Philipp Lausberg is a senior policy analyst at the European Policy Centre think tank and has expertise in EU economic governance, energy policy, industrial policy and the single market. Georg Riekeles is an associate director of the European Policy Centre and served as diplomatic adviser to EU chief negotiator Michel Barnier during the four years of Brexit negotiations with the UK.
The European Commission’s proposals for the EU’s next long-term investment budget were quickly overshadowed this summer by Ursula von der Leyen’s dog days-deal with President Trump, pledging €600bn of European investment in the US.
The signalling could hardly be worse, at a time when Europe is failing to mobilise sufficient capital for its own transformations and vast amounts of EU savings are already invested in the US.
The EU State of the Union address offers President von der Leyen a chance to course-correct – and put Europe’s immediate investment gaps back at the centre of Europe’s political debate.
This is crucial as the EU faces a dearth of public and private investment to meet today’s intertwined economic, technological, climate and security shocks. Simply put: To remain prosperous, free and secure, Europe must close its massive funding gaps and become a strategic investment power comparable to the US and China.
Europe has become a continent of net investment outflows. In 2023, the EU recorded net foreign direct investment outflows of €50bn, while the US attracted net inflows of $148.8 billion and China $142.6 billion. In 2024, the US secured over 2,100 new greenfield projects. Germany, by contrast, attracted only 470 – its lowest in nearly two decades.
Now is the time for change. The volatility of US economic policy, the decline of rules-based institutions and rapid erosion of the “Washington consensus” herald profound shifts in global capital allocation. Trumponomics, combined with a weakening dollar, is a happenstance for Europe as international investors are now rethinking their portfolios.
If it adopts the right reforms, the EU is well-placed to reap the dividends of its distinctive strengths and model based on an open trading system, a stable “global euro”, and a strong supply of high-quality projects in infrastructure, technology and defence.
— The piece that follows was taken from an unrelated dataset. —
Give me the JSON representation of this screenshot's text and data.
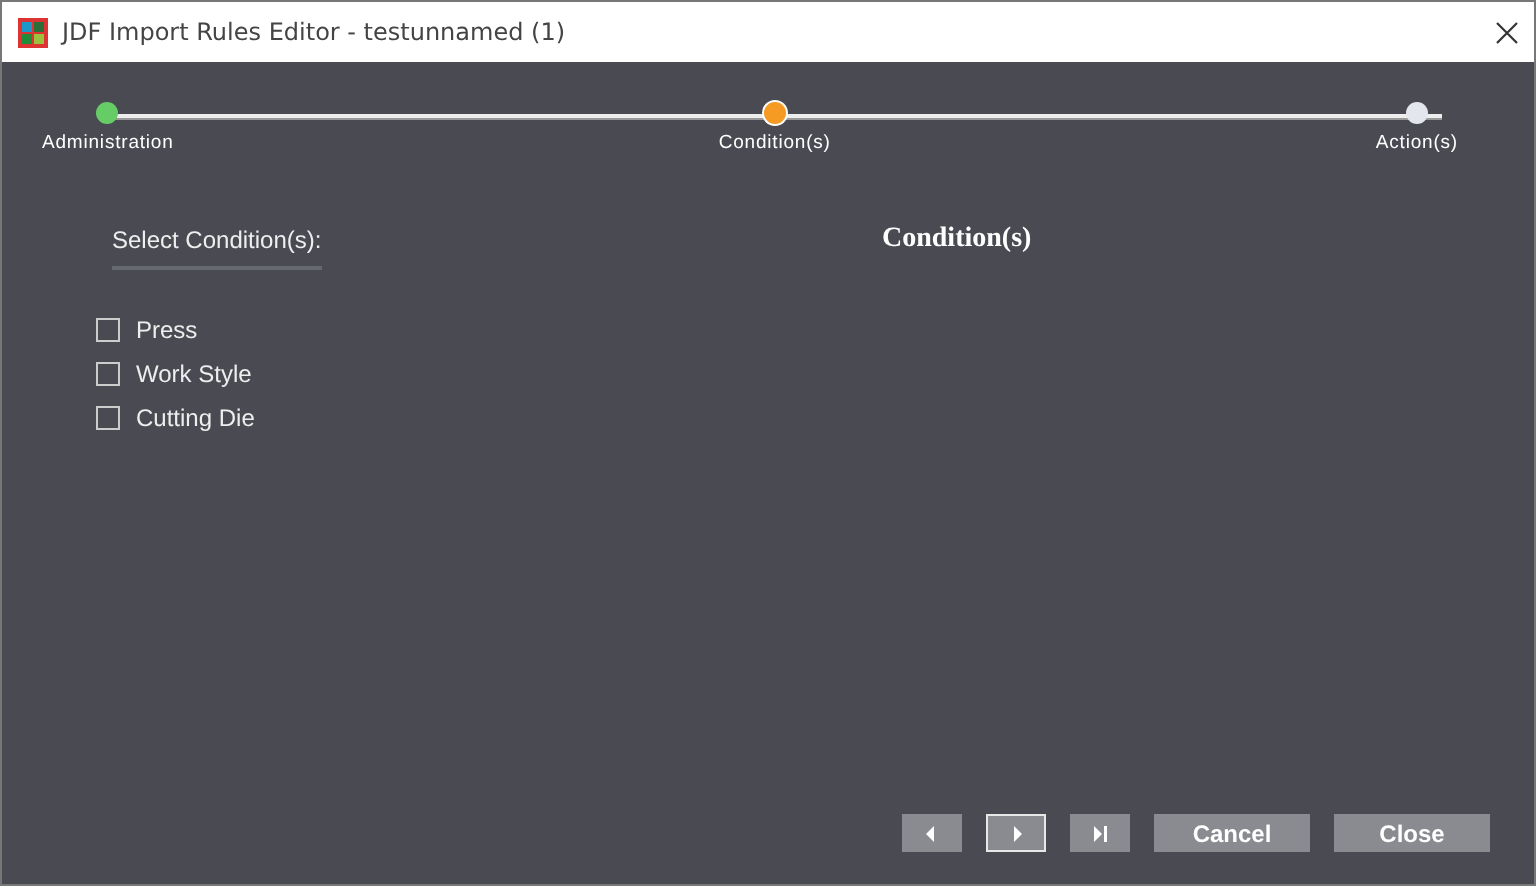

The Commission’s proposal for the EU’s Multiannual Financial Framework 2028-2034 is a step forward. The €2 trillion overall envelope includes €560 billion to create a Competitiveness Fund. This would pool and leverage EU funds to attract much-needed private investments into Europe’s economy.
But Europe needs these investments now, not in 2028. This should be the absolute priority for President von der Leyen in her speech in Strasbourg. To this end, an EU Sovereignty Instrument would serve as a special-purpose, off-budget vehicle to mobilise financing for critical assets and infrastructure in the next two years, and beyond.
This Instrument would blend financing contributions from the EU and willing member states with international investment from selected sovereign wealth funds, such as Norway’s €1.9 trillion Government Pension Fund Global, which is currently significantly underinvested in Europe.
It would be used to back a series of specialised, privately managed sub-funds, drawing in additional equity from institutional investors and private companies, focused on scaling critical European technological and industrial value chains in AI, semiconductors, quantum, robotics and clean technologies.
The signal that the EU is strongly committed to holding its own in today’s contested geopolitics and global investment race is badly needed. But that alone is not enough – to truly become an investment power the EU must reinvigorate its investment market by boosting the supply and demand of high-quality European tradable assets in strategic sectors.
This means reviewing the overly restrictive regulations that limit the market’s liquidity and scale, and requiring the European Investment Bank to develop a securitisation platform that can convert EU-backed infrastructure projects and loan portfolios into tradeable assets.
On the demand side, the real market-creating bazooka lies in Eurosystem asset purchases. If the ECB were to direct its portfolio towards such EU securities, as it has for green bonds, it would catalyse institutional investors, such as insurance and pension funds and global exchange-traded funds (ETFs), to do the same.
Taken together, these measures would allow Europe to channel vast pools of savings into productive assets, reversing years of capital flight and helping to make the continent a global investment magnet.
The EU has the potential to be one of the world’s three geoeconomic centres, but it is all too often consumed by the diffidence and self-doubt that von der Leyen displayed this summer.
Europe combines economic scale, vast amounts of public and private capital, a diverse innovation and industrial base, and a rich ecosystem of financial institutions. It cannot afford more years of underinvestment. Von der Leyen’s State of the Union must send a clear message: This is Europe’s investment moment.